David Blunkett, Labour's education spokesman, opined that the results had worsened because the 1995 candidates were the first cohort to have spent all their secondary years on the national curriculum roller-coaster. Other pundits claimed that it was a sure sign that standards were falling. If the English and maths results had improved yet again, it would, of course, have been an equally sure sign that GCSEs, like A-levels, are becoming easier: the schools and examining boards cannot win either way, it seems.
In the event, the overall pass rate was remarkably similar to last year's and the predicted fall in English and maths scores turned out to be more of a stumble - the proportion of candidates gaining A-C grades dipped by 1.3 per cent in English and 1.1 per cent in maths.
As these are only provisional statistics, it would be foolhardy to draw too many conclusions. It may be that the sharp drop in the number of qualified English and maths teachers reported this week has depressed the scores. But it is also possible that two less newsworthy factors are responsible for this year's results: the increase in the number of lower-attainers taking the English papers, and a slightly tougher marking regime.

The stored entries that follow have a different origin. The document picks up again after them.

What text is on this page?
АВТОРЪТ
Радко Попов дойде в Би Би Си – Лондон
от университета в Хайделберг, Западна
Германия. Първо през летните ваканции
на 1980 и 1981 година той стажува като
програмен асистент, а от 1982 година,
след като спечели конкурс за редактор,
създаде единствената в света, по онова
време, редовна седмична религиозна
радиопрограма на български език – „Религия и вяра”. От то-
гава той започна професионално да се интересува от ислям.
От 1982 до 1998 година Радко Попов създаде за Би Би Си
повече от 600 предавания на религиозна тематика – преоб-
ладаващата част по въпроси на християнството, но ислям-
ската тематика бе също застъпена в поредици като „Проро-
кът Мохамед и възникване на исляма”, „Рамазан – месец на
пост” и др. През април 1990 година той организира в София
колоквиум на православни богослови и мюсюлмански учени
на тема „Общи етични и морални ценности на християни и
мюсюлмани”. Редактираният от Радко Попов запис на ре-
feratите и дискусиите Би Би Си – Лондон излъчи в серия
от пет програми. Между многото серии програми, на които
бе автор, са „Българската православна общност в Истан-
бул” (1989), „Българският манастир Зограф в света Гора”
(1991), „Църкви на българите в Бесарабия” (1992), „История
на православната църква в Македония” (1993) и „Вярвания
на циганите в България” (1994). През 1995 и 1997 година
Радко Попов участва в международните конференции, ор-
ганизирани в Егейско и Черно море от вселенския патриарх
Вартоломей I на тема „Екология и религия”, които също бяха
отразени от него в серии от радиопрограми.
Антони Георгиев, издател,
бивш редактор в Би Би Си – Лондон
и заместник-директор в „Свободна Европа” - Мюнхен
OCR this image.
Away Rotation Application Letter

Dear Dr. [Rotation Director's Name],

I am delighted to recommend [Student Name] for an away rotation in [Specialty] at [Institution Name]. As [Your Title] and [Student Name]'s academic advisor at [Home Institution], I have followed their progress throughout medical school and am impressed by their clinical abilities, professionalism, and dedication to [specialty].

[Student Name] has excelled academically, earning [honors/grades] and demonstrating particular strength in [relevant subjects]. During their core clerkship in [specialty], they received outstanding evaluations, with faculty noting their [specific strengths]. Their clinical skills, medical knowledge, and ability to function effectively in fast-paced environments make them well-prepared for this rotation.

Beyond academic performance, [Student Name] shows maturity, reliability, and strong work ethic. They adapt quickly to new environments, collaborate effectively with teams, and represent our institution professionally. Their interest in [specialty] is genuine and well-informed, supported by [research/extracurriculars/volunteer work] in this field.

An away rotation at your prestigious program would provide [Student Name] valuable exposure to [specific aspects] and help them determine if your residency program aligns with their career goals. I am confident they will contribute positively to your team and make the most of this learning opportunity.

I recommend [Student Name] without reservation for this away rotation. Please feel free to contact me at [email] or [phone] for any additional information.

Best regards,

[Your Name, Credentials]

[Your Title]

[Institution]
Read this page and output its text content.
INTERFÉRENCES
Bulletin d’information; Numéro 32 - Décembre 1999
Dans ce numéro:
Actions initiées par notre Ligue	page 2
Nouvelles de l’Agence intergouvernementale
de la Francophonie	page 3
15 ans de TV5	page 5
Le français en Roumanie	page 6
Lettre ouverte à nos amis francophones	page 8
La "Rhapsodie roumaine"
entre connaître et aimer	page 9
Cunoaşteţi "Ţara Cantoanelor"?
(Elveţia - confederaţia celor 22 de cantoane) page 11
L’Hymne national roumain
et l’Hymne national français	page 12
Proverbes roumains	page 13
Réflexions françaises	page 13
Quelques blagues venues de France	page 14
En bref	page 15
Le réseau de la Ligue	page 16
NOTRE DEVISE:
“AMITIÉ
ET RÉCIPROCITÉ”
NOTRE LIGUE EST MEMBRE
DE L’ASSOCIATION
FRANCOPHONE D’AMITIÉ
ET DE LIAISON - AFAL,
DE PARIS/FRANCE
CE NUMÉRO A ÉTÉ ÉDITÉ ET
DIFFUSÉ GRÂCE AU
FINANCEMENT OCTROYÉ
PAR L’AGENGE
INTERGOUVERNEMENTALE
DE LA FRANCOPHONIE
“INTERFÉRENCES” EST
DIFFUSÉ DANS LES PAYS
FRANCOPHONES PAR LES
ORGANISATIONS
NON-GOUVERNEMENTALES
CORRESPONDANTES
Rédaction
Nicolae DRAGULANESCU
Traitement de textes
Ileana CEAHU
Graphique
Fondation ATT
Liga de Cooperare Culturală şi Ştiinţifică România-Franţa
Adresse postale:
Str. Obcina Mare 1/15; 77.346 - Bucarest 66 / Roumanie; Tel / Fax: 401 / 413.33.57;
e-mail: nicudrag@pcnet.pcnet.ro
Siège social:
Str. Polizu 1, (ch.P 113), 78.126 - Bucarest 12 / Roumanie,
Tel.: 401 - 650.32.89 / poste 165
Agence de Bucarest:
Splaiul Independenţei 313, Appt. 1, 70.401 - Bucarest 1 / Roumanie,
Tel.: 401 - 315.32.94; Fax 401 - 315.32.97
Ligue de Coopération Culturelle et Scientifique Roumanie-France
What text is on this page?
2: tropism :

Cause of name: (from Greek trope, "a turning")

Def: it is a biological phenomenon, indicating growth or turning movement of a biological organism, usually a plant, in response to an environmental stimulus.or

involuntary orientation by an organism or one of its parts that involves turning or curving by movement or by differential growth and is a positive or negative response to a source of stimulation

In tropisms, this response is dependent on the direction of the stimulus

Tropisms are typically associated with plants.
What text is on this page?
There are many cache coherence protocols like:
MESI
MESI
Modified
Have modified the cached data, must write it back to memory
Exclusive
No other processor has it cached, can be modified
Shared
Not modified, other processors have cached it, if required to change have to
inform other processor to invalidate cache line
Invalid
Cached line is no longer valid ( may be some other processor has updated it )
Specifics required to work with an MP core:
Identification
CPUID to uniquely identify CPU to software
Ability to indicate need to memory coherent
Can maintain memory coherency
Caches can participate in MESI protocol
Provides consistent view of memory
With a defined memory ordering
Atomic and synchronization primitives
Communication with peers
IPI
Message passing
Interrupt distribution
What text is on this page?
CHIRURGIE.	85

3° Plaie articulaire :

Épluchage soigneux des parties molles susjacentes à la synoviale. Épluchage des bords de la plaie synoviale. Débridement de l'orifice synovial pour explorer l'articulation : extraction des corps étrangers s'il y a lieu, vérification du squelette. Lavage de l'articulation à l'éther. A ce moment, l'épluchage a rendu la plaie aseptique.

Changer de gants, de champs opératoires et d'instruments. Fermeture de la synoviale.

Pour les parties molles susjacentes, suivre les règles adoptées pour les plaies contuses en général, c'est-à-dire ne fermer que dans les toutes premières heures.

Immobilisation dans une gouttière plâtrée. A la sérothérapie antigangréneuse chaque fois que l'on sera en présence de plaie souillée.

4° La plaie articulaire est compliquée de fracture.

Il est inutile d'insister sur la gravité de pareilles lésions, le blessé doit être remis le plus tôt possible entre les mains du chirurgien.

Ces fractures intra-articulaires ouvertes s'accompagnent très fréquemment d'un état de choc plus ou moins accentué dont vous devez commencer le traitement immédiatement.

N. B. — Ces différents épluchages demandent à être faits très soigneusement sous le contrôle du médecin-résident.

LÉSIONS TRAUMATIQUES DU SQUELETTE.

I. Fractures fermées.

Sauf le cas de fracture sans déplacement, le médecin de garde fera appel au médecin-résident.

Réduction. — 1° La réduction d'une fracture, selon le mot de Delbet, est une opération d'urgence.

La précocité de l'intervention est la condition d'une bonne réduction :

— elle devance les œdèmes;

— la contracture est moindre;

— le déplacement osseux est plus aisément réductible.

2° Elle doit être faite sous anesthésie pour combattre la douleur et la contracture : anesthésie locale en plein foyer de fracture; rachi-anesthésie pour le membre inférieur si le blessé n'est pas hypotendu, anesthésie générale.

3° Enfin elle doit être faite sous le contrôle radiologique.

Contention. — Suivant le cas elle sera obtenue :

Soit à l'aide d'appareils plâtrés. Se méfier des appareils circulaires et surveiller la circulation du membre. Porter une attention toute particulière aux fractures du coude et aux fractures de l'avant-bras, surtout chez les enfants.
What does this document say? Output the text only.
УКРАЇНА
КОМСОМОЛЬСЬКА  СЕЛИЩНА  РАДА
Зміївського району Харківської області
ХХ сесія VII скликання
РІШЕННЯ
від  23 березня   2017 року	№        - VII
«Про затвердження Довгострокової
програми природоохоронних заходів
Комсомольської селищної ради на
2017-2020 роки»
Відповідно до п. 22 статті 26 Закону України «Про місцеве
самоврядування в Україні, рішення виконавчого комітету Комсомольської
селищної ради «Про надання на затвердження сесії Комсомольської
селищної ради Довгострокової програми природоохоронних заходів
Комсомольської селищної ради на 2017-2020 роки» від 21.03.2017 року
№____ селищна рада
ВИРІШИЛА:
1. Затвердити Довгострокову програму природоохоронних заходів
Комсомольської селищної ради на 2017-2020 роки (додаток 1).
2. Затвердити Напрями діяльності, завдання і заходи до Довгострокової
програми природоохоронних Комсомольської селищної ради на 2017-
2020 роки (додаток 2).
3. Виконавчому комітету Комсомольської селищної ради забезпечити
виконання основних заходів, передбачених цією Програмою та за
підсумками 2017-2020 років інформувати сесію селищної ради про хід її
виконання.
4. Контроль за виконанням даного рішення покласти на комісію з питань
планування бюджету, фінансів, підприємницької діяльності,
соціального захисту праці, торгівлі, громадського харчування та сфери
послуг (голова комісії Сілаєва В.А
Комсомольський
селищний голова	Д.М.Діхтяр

London Examinations and the Southern Examining Group were criticised for awarding too many B grades to pupils taking middle-tier maths and science papers last year. The boards are still smarting from that criticism, and they and the other examining bodies will have been anxious to avoid another reprimand from the School Curriculum and Assessment Authority this year. As one exam board official said this week: "We're all singing from the same hymn sheet this year - and we're in tune."
The same cannot, however, be said of the country's leading independent schools following the publication of the report on the relative merits of co-educational and single-sex schooling by Professor Alan Smithers and Dr Pamela Robinson of Manchester University. The report was commissioned by the co-educational group of the Headmasters' Conference at a cost of Pounds 20,000, and was clearly timed to counter the thousands of pounds worth of free publicity that A-level and GCSE tables provide for single-sex schools.
Some observers will have enjoyed this rare public squabble among the ostensibly tight-knit independent school family, partly because it shows how cut-throat the competition for pupils is in the era of league tables. Others will wonder why HMC members have paid so much money to be told the self-evident truth that independent girls' schools owe most of their success to the fact that they admit so many able pupils from higher social-class backgrounds (an analysis of last year's state-sector A-level results has shown that there was no difference in the points scores of single-sex and co-ed comprehensives).
Smithers and Robinson, however, offer more than truisms and politically incorrect bar charts (the bars representing GCSE achievement are coloured pink for girls and blue for boys). Their report is a valuable review of the existing research evidence, but it is by no means an exhaustive tour of the territory.
There is, for example, no mention of the work by Dr Lindsay Paterson, of Edinburgh University, who has conducted a long, systematic study of gender differences in exams and concluded that there is no evidence that girls do better in single-sex schools. Equally, there is no reference to the recent Leicester University study of more than 1,000 secondary pupils which showed that single-sex schools do induce girls to adopt a more positive attitude to maths and science - at least in the junior years.
But, interesting though it is, research of this kind probably has little effect on parents' choice of school. Some will always contend that co-education is an essential preparation for adult life as it inculcates sensible attitudes about the opposite sex - others, particularly girls' parents, will never accept that the two sexes should be educated together during what Dr Peter Osborne, of Shenfield High, Essex, a pioneer of single-sex "streams" within co-ed schools, has characterised as "the silly years".
It is therefore a pity that research cash is not being used to answer more pressing questions such as: What can be done to tackle boys' underachievement and the yawning gender gap at GCSE? How can boys be disabused of the notion that it is not "cool" to work hard or to take "girlish" subjects? And why is it that although almost twice as many girls as boys earn a grade A in English at GCSE, young men are twice as likely as women to gain first-class degree honours in English? An answer to any of those questions would be worth very much more than Pounds 20,000.